After reboot, I checked the system worked as expected, including wireless technologies. My GPU was also detected and Nvidia drivers were in use.
reboot
nvidia-smi
It was time for clean-up, which meant enabling GDM again. This turned out into another puzzle, as surprisingly systecmtl
won't enable it.
sudo systemctl enable gdm
sudo systemctl -f enable gdm
sudo systemctl -f enable gdm.service
None of these worked.
In this case, I found a thread on AskUbuntu about this matter, only that it was for KDM. Interestingly enough, the answer was not in the Answers section, but as a comment on the question, as it referenced an edit of the original author with a fix that worked for him, but not completely in my case. To sum up, the service had to be reconfigured back only after it was started.
sudo systemctl start gdm3
sudo dpkg-reconfigure gdm3
sudo systemctl status gdm
nvidia-smi
Nvidia's drivers were in use an GDM was back on. As a last touch, I wanted to make sure that the kernel 6.0.5-17
could never come back.
Once again, Google and developer forums had the solution.
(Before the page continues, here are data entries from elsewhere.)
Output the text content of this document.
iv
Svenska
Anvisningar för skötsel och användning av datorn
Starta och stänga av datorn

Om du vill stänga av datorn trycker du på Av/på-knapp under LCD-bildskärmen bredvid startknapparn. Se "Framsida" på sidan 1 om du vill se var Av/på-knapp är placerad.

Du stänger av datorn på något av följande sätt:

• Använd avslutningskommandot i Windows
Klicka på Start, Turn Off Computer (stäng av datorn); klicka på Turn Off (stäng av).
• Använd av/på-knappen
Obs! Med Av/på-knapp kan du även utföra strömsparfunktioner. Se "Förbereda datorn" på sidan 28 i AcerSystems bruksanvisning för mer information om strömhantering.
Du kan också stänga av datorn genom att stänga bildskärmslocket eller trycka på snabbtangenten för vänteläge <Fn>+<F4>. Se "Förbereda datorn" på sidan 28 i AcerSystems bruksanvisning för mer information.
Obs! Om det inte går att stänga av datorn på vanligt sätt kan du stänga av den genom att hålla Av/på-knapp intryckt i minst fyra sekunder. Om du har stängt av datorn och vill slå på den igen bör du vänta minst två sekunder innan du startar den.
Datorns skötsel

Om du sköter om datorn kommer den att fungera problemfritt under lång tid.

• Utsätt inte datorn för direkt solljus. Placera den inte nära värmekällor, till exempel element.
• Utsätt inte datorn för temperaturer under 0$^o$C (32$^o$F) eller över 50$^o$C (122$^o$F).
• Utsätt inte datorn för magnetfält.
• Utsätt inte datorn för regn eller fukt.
I edited GRUB's config file to add these 2 lines, apply the changes and reboot.
GRUB_SAVEDEFAULT=true
GRUB_DEFAULT=saved
sudo update-grub
reboot
Finally, I listed the installed Kernel images and removed these I didn't want.
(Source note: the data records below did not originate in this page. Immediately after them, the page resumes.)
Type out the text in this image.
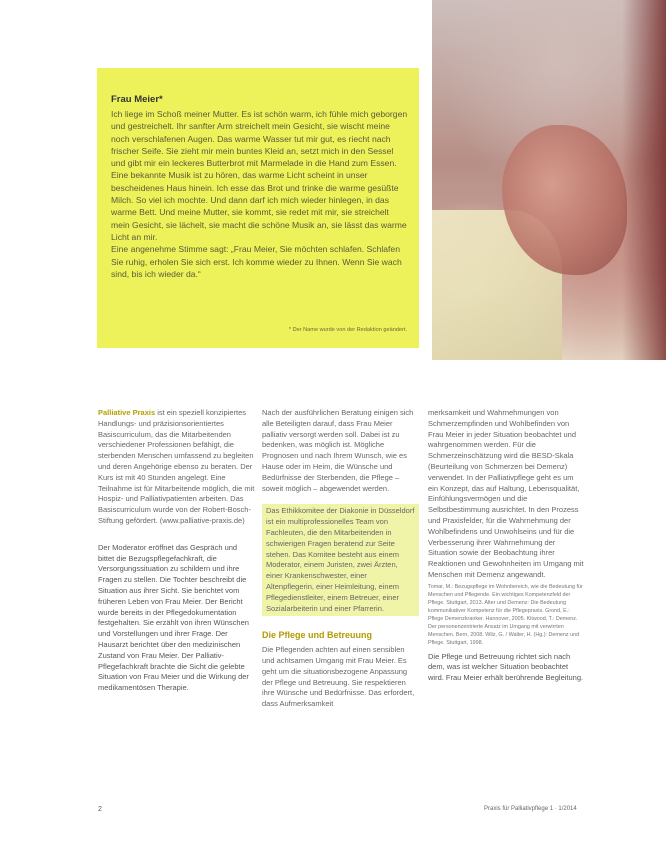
Frau Meier*

Ich liege im Schoß meiner Mutter. Es ist schön warm, ich fühle mich geborgen und gestreichelt. Ihr sanfter Arm streichelt mein Gesicht, sie wischt meine noch verschlafenen Augen. Das warme Wasser tut mir gut, es riecht nach frischer Seife. Sie zieht mir mein buntes Kleid an, setzt mich in den Sessel und gibt mir ein leckeres Butterbrot mit Marmelade in die Hand zum Essen. Eine bekannte Musik ist zu hören, das warme Licht scheint in unser bescheidenes Haus hinein. Ich esse das Brot und trinke die warme gesüßte Milch. So viel ich mochte. Und dann darf ich mich wieder hinlegen, in das warme Bett. Und meine Mutter, sie kommt, sie redet mit mir, sie streichelt mein Gesicht, sie lächelt, sie macht die schöne Musik an, sie lässt das warme Licht an mir.

Eine angenehme Stimme sagt: „Frau Meier, Sie möchten schlafen. Schlafen Sie ruhig, erholen Sie sich erst. Ich komme wieder zu Ihnen. Wenn Sie wach sind, bis ich wieder da.“

* Der Name wurde von der Redaktion geändert.

Palliative Praxis ist ein speziell konzipiertes Handlungs- und präzisionsorientiertes Basiscurriculum, das die Mitarbeitenden verschiedener Professionen befähigt, die sterbenden Menschen umfassend zu begleiten und deren Angehörige ebenso zu beraten. Der Kurs ist mit 40 Stunden angelegt. Eine Teilnahme ist für Mitarbeitende möglich, die mit Hospiz- und Palliativpatienten arbeiten. Das Basiscurriculum wurde von der Robert-Bosch-Stiftung gefördert. (www.palliative-praxis.de)

Der Moderator eröffnet das Gespräch und bittet die Bezugspflegefachkraft, die Versorgungssituation zu schildern und ihre Fragen zu stellen. Die Tochter beschreibt die Situation aus ihrer Sicht. Sie berichtet vom früheren Leben von Frau Meier. Der Bericht wurde bereits in der Pflegedokumentation festgehalten. Sie erzählt von ihren Wünschen und Vorstellungen und ihrer Frage. Der Hausarzt berichtet über den medizinischen Zustand von Frau Meier. Der Palliativ-Pflegefachkraft brachte die Sicht die gelebte Situation von Frau Meier und die Wirkung der medikamentösen Therapie.

Nach der ausführlichen Beratung einigen sich alle Beteiligten darauf, dass Frau Meier palliativ versorgt werden soll. Dabei ist zu bedenken, was möglich ist. Mögliche Prognosen und nach Ihrem Wunsch, wie es Hause oder im Heim, die Wünsche und Bedürfnisse der Sterbenden, die Pflege – soweit möglich – abgewendet werden.

Das Ethikkomitee der Diakonie in Düsseldorf ist ein multiprofessionelles Team von Fachleuten, die den Mitarbeitenden in schwierigen Fragen beratend zur Seite stehen. Das Komitee besteht aus einem Moderator, einem Juristen, zwei Ärzten, einer Krankenschwester, einer Altenpflegerin, einer Heimleitung, einem Pflegedienstleiter, einem Betreuer, einer Sozialarbeiterin und einer Pfarrerin.

Die Pflege und Betreuung

Die Pflegenden achten auf einen sensiblen und achtsamen Umgang mit Frau Meier. Es geht um die situationsbezogene Anpassung der Pflege und Betreuung. Sie respektieren ihre Wünsche und Bedürfnisse. Das erfordert, dass Aufmerksamkeit

merksamkeit und Wahrnehmungen von Schmerzempfinden und Wohlbefinden von Frau Meier in jeder Situation beobachtet und wahrgenommen werden. Für die Schmerzeinschätzung wird die BESD-Skala (Beurteilung von Schmerzen bei Demenz) verwendet. In der Palliativpflege geht es um ein Konzept, das auf Haltung, Lebensqualität, Einfühlungsvermögen und die Selbstbestimmung ausrichtet. In den Prozess und Praxisfelder, für die Wahrnehmung der Wohlbefindens und Unwohlseins und für die Verbesserung ihrer Wahrnehmung der Situation sowie der Beobachtung ihrer Reaktionen und Gewohnheiten im Umgang mit Menschen mit Demenz angewandt.

Tomar, M.: Bezugspflege im Wohnbereich, wie die Bedeutung für Menschen und Pflegende. Ein wichtiges Kompetenzfeld der Pflege. Stuttgart, 2013. Alter und Demenz: Die Bedeutung kommunikativer Kompetenz für die Pflegepraxis. Grond, E.: Pflege Demenzkranker. Hannover, 2005. Kitwood, T.: Demenz. Der personenzentrierte Ansatz im Umgang mit verwirrten Menschen. Bern, 2008. Wilz, G. / Walter, H. (Hg.): Demenz und Pflege. Stuttgart, 1998.

Die Pflege und Betreuung richtet sich nach dem, was ist welcher Situation beobachtet wird. Frau Meier erhält berührende Begleitung.

2	Praxis für Palliativpflege 1 · 1/2014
dpkg --list | grep linux-image | grep ii
sudo apt-get remove linux-image-6.5.0-17-generic
sudo rm -rf /lib/modules/6.5.0-17-generic
reboot
nvidia-smi
Wed Feb 7 23:07:08 2024
+---------------------------------------------------------------------------------------+
| NVIDIA-SMI 535.154.05 Driver Version: 535.154.05 CUDA Version: 12.2 |
|-----------------------------------------+----------------------+----------------------+
| GPU Name Persistence-M | Bus-Id Disp.A | Volatile Uncorr. ECC |
| Fan Temp Perf Pwr:Usage/Cap | Memory-Usage | GPU-Util Compute M. |
| | | MIG M. |
|=========================================+======================+======================|
| 0 NVIDIA GeForce RTX 3060 ... Off | 00000000:01:00.0 On | N/A |
| N/A 40C P8 11W / 80W | 59MiB / 6144MiB | 0% Default |
| | | N/A |
+-----------------------------------------+----------------------+----------------------+
+---------------------------------------------------------------------------------------+
| Processes: |
| GPU GI CI PID Type Process name GPU Memory |
| ID ID Usage |
|=======================================================================================|
| 0 N/A N/A 2595 G /usr/lib/xorg/Xorg 55MiB |
+---------------------------------------------------------------------------------------+
And this is how I managed to install the nvidia-535
driver in Ubuntu 22.04 after 2 hours.